No, what I'm writing about is a thought which came tangentially off of that topic: the intersection of work and satisfaction. What constitutes satisfying work? Sure, for some people, it might just be decent coworkers and the thought that the job is raking in the bucks... but not everyone feels the same. For some of us, I don't think money can buy happiness, or at least not in the kind of quantity that most people can realistically expect to see. With Bill Gates' money, I could probably effect some significant positive changes on the world - not that Bill isn't (I really like that man, believe it or not) - and I expect that would make me happy. Failing that, however, I just don't really see an ordinary occupation ever leaving me satisfied. I am both too radical and too cerebral. I feel quite strongly about certain ethical considerations, and I think about these feelings too much, to live day-to-day without these sorts of concerns affecting my mentality.

The conclusion that I have arrived at is that I will never be able to live as one of the many who work so that they can do something else. I don't think I can be content doing a job that I don't love or at least think is useful and productive. I suppose this may come off as elitist, and if it does, well, so what? "Elitist" has become a fashionable slur lately, but I don't necessarily think that meritocracy is a bad thing. I think that anyone who attained any real consciousness of the world and their role in it would be hard pressed to live their life day in and day out unconcerned about what they were doing.
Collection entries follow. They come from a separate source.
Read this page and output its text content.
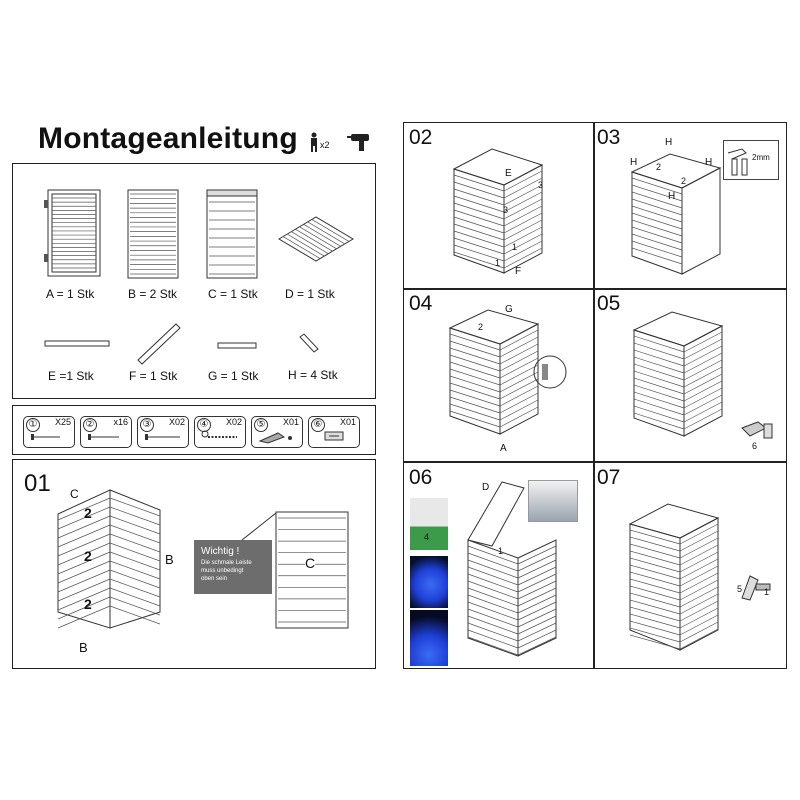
Montageanleitung x2
A = 1 Stk	B = 2 Stk	C = 1 Stk D = 1 Stk
E =1 Stk	F = 1 Stk	G = 1 Stk H = 4 Stk
① X25 ② x16 ③ X02 ④ X02 ⑤ X01 ⑥ X01
01 C
B
B
2
2
2
Wichtig !
Die schmale Leiste
muss unbedingt
oben sein
C
02
E
F
3
3
1
1
03	H
H	H
H
2
2
2mm
04	G
2
A
05
6
06
4
D
1
07
5 1
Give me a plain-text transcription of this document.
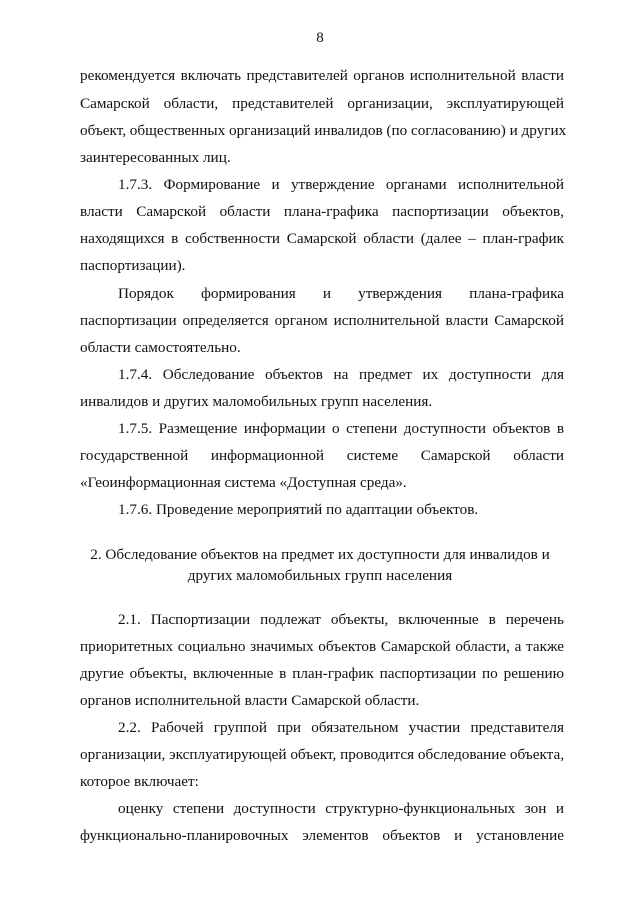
8
рекомендуется включать представителей органов исполнительной власти
Самарской области, представителей организации, эксплуатирующей
объект, общественных организаций инвалидов (по согласованию) и других
заинтересованных лиц.
1.7.3. Формирование и утверждение органами исполнительной
власти Самарской области плана-графика паспортизации объектов,
находящихся в собственности Самарской области (далее – план-график
паспортизации).
Порядок формирования и утверждения плана-графика
паспортизации определяется органом исполнительной власти Самарской
области самостоятельно.
1.7.4. Обследование объектов на предмет их доступности для
инвалидов и других маломобильных групп населения.
1.7.5. Размещение информации о степени доступности объектов в
государственной информационной системе Самарской области
«Геоинформационная система «Доступная среда».
1.7.6. Проведение мероприятий по адаптации объектов.
2. Обследование объектов на предмет их доступности для инвалидов и
других маломобильных групп населения
2.1. Паспортизации подлежат объекты, включенные в перечень
приоритетных социально значимых объектов Самарской области, а также
другие объекты, включенные в план-график паспортизации по решению
органов исполнительной власти Самарской области.
2.2. Рабочей группой при обязательном участии представителя
организации, эксплуатирующей объект, проводится обследование объекта,
которое включает:
оценку степени доступности структурно-функциональных зон и
функционально-планировочных элементов объектов и установление
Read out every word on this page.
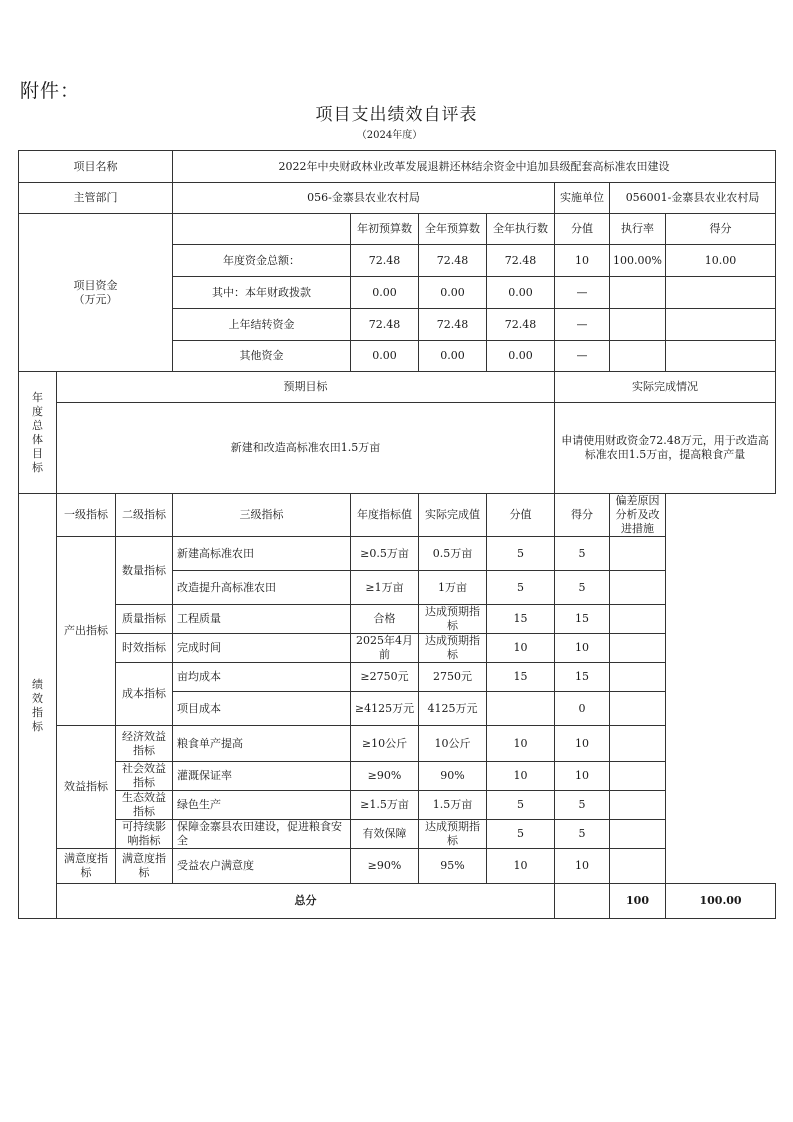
附件：
项目支出绩效自评表
（2024年度）
项目名称			2022年中央财政林业改革发展退耕还林结余资金中追加县级配套高标准农田建设							
主管部门			056-金寨县农业农村局				实施单位	056001-金寨县农业农村局		

项目资金
（万元）				年初预算数	全年预算数	全年执行数	分值	执行率	得分	
			年度资金总额：	72.48	72.48	72.48	10	100.00%	10.00	
			其中：本年财政拨款	0.00	0.00	0.00	—			
			上年结转资金	72.48	72.48	72.48	—			
			其他资金	0.00	0.00	0.00	—			

年度总体目标	预期目标						实际完成情况			
	新建和改造高标准农田1.5万亩						申请使用财政资金72.48万元，用于改造高标准农田1.5万亩，提高粮食产量			

绩效指标	一级指标	二级指标	三级指标	年度指标值	实际完成值	分值	得分	偏差原因分析及改进措施		
	产出指标	数量指标	新建高标准农田	≥0.5万亩	0.5万亩	5	5			
			改造提升高标准农田	≥1万亩	1万亩	5	5			
		质量指标	工程质量	合格	达成预期指标	15	15			
		时效指标	完成时间	2025年4月前	达成预期指标	10	10			
		成本指标	亩均成本	≥2750元	2750元	15	15			
			项目成本	≥4125万元	4125万元		0			

	效益指标	经济效益指标	粮食单产提高	≥10公斤	10公斤	10	10			
		社会效益指标	灌溉保证率	≥90%	90%	10	10			
		生态效益指标	绿色生产	≥1.5万亩	1.5万亩	5	5			
		可持续影响指标	保障金寨县农田建设，促进粮食安全	有效保障	达成预期指标	5	5			
	满意度指标	满意度指标	受益农户满意度	≥90%	95%	10	10			
	总分							100	100.00	
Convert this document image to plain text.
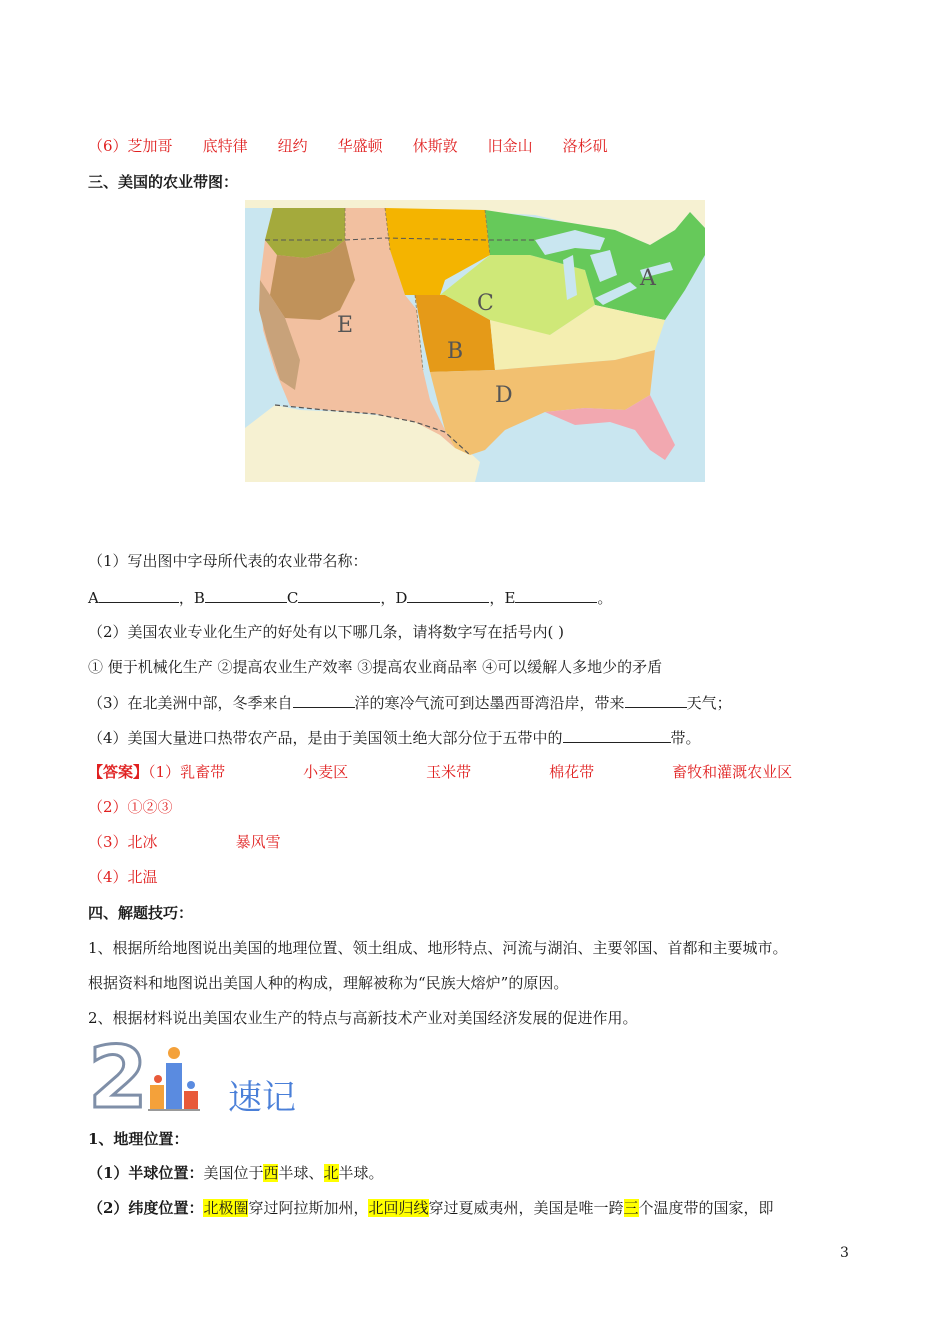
（6）芝加哥 底特律 纽约 华盛顿 休斯敦 旧金山 洛杉矶
三、美国的农业带图：
E
C
B
D
A
（1）写出图中字母所代表的农业带名称：
A	，B	C	，D	，E	。
（2）美国农业专业化生产的好处有以下哪几条，请将数字写在括号内( )
① 便于机械化生产 ②提高农业生产效率 ③提高农业商品率 ④可以缓解人多地少的矛盾
（3）在北美洲中部，冬季来自	洋的寒冷气流可到达墨西哥湾沿岸，带来	天气；
（4）美国大量进口热带农产品，是由于美国领土绝大部分位于五带中的	带。
【答案】（1）乳畜带	小麦区	玉米带	棉花带	畜牧和灌溉农业区
（2）①②③
（3）北冰	暴风雪
（4）北温
四、解题技巧：
1、根据所给地图说出美国的地理位置、领土组成、地形特点、河流与湖泊、主要邻国、首都和主要城市。
根据资料和地图说出美国人种的构成，理解被称为“民族大熔炉”的原因。
2、根据材料说出美国农业生产的特点与高新技术产业对美国经济发展的促进作用。
2 速记
1、地理位置：
（1）半球位置：美国位于西半球、北半球。
（2）纬度位置：北极圈穿过阿拉斯加州，北回归线穿过夏威夷州，美国是唯一跨三个温度带的国家，即
3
Now, I do suffer from the infamous - or at least infamous in some circles - "upper-middle class white kid messiah complex." The name of this issue is a mouthful, but it's also fairly self-explanatory: upper-middle class white kids raised by fairly successful parents are taught that they have essentially infinite potential and are going to change the world, and as a result spend their young adulthood neurotic and depressed about how they are failing utterly to either be superheroes or win a Nobel Prize. Essentially, the syndrome is a failure of statistical understanding - not everyone can win a Nobel. Knowing that, however, doesn't make the damaging effects of normality on the sufferer's self-esteem any easier to bear, nor does it cure us of the drive to "make a real change" or - modestly enough - save mankind. It's a sort of involuntary hubris, and it's hard to know if it's even a bad thing, since it gives its albeit unhappy victims all the reason in the world to be good people.

In short, I think that there is a substantial segment of the population in the more recent generations - what is it that they're calling us now, the "millennials"? - who will never be content working ordinary jobs, and I think that I am among them. We few, we unhappy few, we band of saviors... we will always be seeking that research grant, or that term with Greenpeace, or that place in the State Legislature, because we can never be content with just being someone. We may never have any more positive effect on the world than your typical janitor, car salesman, or teacher (indeed, we're unlikely to have anywhere near the positive effect of a good teacher), but it won't be for lack of drive.

I encourage more people to take on at least part of this condition for themselves, however. I admonish you all to reevaluate the work you're doing. Are you just working for the money? Is that really worth it? Isn't there a cause you could be working for? Some part of society that you feel really needs your help? It may be something mundane or something minor - all it needs to be is something that you think is important, something that you think is more important than whatever comforts and widgets your current paycheck will buy. I'm sure you can think of something. If you're like me, there are altogether too many things you can think of.

So why not consider a career change? Why not put the skills you have to good use? Lawyers, look into EarthJustice. Code monkeys, look into having some of your time go to the Gates Foundation, or into getting into the Google Future project, wherein the world's most ambitious tech company will work to ensure the coming of the technological singularity under the benevolent eye of a loving strong AI. People like me, who have intellect but no drive or direction, well... hell, does anyone have any suggestions?